A nova abordagem de financiamento de inteligência artificial circular coloca em xeque a sustentabilidade do setor, suscitando dúvidas sobre seus impactos econômicos e éticos no futuro da tecnologia.
Conteudo
TLDR;
Circular financing é um termo midiático qualitativo para descrever acordos de vendor financing em que gigantes de tecnologia investem em empresas de IA que usam seus serviços, e não um conceito contábil preciso. Trata-se de algo distinto de round-tripping, pois essas operações são investimentos e contratos reais (vendor financing) em vez de manobra contábil ilegal de reciclagem de receitas. As empresas fazem isso para garantir clientes, acesso a tecnologia e participações futuras que podem gerar grandes retornos, mas isso concentra risco — se as startups não lucrarem, os investidores perdem tanto o investimento quanto a receita de nuvem, embora hoje o modelo seja financiado por capital e não por dívida sistêmica.
Resumo
Circular financing é um termo vago usado pela mídia para descrever fluxos de dinheiro entre empresas no ecossistema de IA, mas não corresponde a round‑tripping ilegal; na prática trata‑se sobretudo de vendor financing, quando hyperscalers como Microsoft, Google, Amazon e Nvidia investem em empresas de IA como OpenAI e Anthropic e simultaneamente vendem-lhes serviços de nuvem e chips.
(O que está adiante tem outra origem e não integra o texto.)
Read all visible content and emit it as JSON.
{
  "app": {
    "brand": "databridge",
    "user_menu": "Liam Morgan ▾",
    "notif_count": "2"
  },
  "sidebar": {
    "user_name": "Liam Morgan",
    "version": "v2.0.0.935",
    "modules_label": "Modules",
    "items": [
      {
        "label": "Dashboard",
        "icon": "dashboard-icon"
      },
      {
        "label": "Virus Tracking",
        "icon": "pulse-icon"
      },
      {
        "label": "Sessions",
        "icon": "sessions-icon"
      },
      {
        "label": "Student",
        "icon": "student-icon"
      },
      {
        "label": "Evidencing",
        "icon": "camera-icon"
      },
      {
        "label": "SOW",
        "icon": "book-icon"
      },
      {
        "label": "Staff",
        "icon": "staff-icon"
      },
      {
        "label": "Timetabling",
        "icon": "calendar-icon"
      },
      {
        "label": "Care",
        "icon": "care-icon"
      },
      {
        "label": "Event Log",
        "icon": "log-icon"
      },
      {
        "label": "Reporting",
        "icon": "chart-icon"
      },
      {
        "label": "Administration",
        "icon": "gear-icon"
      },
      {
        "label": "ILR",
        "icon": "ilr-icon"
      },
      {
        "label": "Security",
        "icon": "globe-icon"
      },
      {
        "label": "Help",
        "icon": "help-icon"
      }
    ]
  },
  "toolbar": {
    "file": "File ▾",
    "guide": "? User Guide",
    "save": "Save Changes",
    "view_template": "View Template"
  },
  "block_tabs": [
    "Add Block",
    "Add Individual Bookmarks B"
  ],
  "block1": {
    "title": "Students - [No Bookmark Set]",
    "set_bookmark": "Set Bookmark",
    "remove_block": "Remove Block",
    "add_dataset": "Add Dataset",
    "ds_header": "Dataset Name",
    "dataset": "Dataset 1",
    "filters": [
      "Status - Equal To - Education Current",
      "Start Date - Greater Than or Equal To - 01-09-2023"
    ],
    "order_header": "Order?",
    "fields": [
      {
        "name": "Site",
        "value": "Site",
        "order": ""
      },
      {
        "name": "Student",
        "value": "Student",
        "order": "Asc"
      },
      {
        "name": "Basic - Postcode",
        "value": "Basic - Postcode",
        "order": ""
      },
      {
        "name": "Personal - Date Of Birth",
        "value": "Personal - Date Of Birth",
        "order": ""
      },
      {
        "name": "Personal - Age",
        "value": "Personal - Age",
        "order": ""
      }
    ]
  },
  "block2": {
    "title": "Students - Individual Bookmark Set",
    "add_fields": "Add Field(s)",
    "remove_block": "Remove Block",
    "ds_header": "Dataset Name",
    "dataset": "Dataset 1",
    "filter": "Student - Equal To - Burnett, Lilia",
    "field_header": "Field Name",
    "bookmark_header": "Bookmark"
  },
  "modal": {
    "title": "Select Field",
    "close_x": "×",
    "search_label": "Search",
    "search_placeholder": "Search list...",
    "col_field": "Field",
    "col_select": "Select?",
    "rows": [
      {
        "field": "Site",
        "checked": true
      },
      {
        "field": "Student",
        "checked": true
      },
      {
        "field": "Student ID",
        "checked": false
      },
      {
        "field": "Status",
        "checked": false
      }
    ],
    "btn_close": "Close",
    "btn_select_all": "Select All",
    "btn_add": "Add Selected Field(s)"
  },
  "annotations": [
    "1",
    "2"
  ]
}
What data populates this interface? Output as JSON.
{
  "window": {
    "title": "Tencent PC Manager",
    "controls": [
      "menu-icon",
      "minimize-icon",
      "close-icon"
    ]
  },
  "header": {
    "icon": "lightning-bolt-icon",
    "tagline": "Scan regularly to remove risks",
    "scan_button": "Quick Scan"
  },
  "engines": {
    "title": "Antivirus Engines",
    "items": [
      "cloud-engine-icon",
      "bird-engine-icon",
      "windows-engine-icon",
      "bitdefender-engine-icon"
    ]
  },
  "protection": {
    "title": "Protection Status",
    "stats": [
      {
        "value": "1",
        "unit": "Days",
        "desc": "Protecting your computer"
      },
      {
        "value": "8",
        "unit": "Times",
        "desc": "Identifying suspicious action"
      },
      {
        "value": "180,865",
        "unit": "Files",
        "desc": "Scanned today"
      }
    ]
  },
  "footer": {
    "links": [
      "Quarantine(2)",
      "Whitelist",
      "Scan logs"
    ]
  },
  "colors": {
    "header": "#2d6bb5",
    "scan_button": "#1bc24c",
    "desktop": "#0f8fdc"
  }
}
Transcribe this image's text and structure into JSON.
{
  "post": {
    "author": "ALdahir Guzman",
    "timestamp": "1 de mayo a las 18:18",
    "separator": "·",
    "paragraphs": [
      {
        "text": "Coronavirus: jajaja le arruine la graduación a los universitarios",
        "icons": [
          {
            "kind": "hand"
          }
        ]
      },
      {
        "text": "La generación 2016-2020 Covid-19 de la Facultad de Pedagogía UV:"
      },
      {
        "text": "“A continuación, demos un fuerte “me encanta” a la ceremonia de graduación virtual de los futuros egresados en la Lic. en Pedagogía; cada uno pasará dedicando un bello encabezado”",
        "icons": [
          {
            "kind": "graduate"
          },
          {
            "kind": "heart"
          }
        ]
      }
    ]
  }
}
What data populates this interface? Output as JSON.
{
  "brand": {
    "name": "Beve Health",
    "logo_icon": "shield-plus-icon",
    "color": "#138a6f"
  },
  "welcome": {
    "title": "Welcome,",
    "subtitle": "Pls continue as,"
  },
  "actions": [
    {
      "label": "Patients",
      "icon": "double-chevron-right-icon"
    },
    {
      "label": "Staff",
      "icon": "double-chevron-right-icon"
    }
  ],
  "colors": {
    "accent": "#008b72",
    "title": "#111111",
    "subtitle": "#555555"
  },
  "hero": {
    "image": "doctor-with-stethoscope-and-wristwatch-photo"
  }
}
Exemplos mostram que a Microsoft investiu mais de US$ 13 bilhões na OpenAI, que gastou cerca de US$ 2,947 bilhões em serviços Microsoft num trimestre, respondendo por 71% da receita de IA daquele período, de modo que o investidor ganha duas vezes: participação no lucro futuro e receitas de hospedagem. Esse arranjo liga destinos e cria benefícios mútuos, financiamento para desenvolvimento e clientes cativos para o provedor, mas concentra riscos; se as startups não se tornarem lucrativas a confiança cai e fornecedores perdem investimento e demanda. Difere da bolha dot com porque agora esse financiamento não depende da mesma forma de dívida sistêmica; entretanto a exposição das grandes empresas ao sucesso da IA é material e permanece pouco clara até que essas firmas tornem públicos seus balanços. A transparência contábil e a abertura de capital serão cruciais para avaliar plenamente esses riscos.